Sometimes you just have to wonder, “What were they thinking?”

In today’s Wall Street Journal article, “Executive at Target Resigns After Data Breach,” author Paul Ziobro writes that one top-level official is resigning after the recent massive data breach at Target.  This doesn’t come as a surprise, as one would expect fallout due to Target’s poor financial performance after the breach was made public.

What I do find to be truly surprising and noteworthy  is what else is revealed in the article:

“Target is looking at external hires for two other key roles: chief information security officer, a new position, and chief compliance officer, a role that was previously consolidated under Ann Scovil, vice president of risk assurance and compliance.”

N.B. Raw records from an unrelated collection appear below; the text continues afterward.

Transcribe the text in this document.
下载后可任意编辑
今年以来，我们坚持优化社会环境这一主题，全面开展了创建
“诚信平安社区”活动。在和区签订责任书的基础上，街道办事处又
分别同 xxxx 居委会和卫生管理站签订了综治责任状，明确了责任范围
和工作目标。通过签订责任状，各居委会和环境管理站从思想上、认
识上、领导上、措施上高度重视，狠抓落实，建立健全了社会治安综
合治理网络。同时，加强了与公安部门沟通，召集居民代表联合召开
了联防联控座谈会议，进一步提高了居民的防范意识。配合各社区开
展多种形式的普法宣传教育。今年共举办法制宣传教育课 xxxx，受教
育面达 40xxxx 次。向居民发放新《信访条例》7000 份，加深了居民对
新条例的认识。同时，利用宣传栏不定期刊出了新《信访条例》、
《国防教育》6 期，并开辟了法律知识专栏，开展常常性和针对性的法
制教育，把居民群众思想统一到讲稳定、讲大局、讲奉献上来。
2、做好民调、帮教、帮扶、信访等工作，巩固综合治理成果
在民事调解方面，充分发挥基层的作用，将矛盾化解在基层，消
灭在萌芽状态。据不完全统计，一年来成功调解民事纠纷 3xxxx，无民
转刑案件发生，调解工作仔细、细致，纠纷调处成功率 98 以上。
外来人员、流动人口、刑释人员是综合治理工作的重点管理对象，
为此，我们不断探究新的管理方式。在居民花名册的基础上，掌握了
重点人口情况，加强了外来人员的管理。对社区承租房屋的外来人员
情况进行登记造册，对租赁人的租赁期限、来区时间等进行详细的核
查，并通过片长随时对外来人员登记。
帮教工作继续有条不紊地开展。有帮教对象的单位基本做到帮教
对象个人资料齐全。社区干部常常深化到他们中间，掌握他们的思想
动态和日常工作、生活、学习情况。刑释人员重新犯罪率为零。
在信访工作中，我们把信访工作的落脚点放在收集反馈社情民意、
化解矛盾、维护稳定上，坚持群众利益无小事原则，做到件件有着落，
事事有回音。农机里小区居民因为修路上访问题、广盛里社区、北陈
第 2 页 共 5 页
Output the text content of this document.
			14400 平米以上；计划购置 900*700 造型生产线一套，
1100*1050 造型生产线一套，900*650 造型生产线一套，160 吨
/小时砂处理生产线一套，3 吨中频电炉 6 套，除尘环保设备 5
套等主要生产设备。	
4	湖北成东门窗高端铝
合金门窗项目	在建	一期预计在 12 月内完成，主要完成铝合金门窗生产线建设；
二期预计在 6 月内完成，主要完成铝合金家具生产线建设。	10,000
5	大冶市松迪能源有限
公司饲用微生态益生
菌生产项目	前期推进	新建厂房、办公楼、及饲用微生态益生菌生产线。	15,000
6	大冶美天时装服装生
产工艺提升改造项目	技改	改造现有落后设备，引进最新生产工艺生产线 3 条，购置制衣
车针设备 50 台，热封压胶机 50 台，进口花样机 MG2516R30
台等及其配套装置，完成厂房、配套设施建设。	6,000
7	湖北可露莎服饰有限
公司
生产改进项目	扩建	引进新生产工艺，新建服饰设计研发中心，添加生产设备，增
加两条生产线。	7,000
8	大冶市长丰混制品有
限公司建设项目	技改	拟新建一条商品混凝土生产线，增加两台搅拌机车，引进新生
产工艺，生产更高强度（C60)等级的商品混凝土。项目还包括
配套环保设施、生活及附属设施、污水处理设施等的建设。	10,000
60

Seriously? Are you kidding me? Target has a market cap of $39B, over 1,700 stores in 49 states, over 360,000 employees, and it didn’t have a chief information security officer or a dedicated chief compliance officer?

If this were 1999, I could understand Target’s lapse on these key corporate roles. But it is 2014, any Fortune 1000 company without a CISO and CCO should have its board summarily sacked.

Would either of these positions have prevented the attack on Target? Probably not; however, responsible CIOs and CCOs would have made sure  controls were in place, such as continuous compliance monitoring. They  also would have had their payment systems walled off from the rest of their network. Most importantly, there should have been automated controls to warn system administrators that rogue files had been installed on their point-of-sale (POS) systems— well before the situation got out of hand.

The CISO and CCO roles are without a doubt as important as the CFO’s. In the past, fraud was probably the most dangerous activity that could befall a corporation—taking down a thriving business in one fell swoop. Today, however, corporations literally go to war without an offensive weapon in hand against the world’s cybercriminals, many of whom are sponsored by their governments. It’s like going into a gunfight unarmed and unprotected.  Having a competent CISO and CCO can provide body armor for the corporation’s network.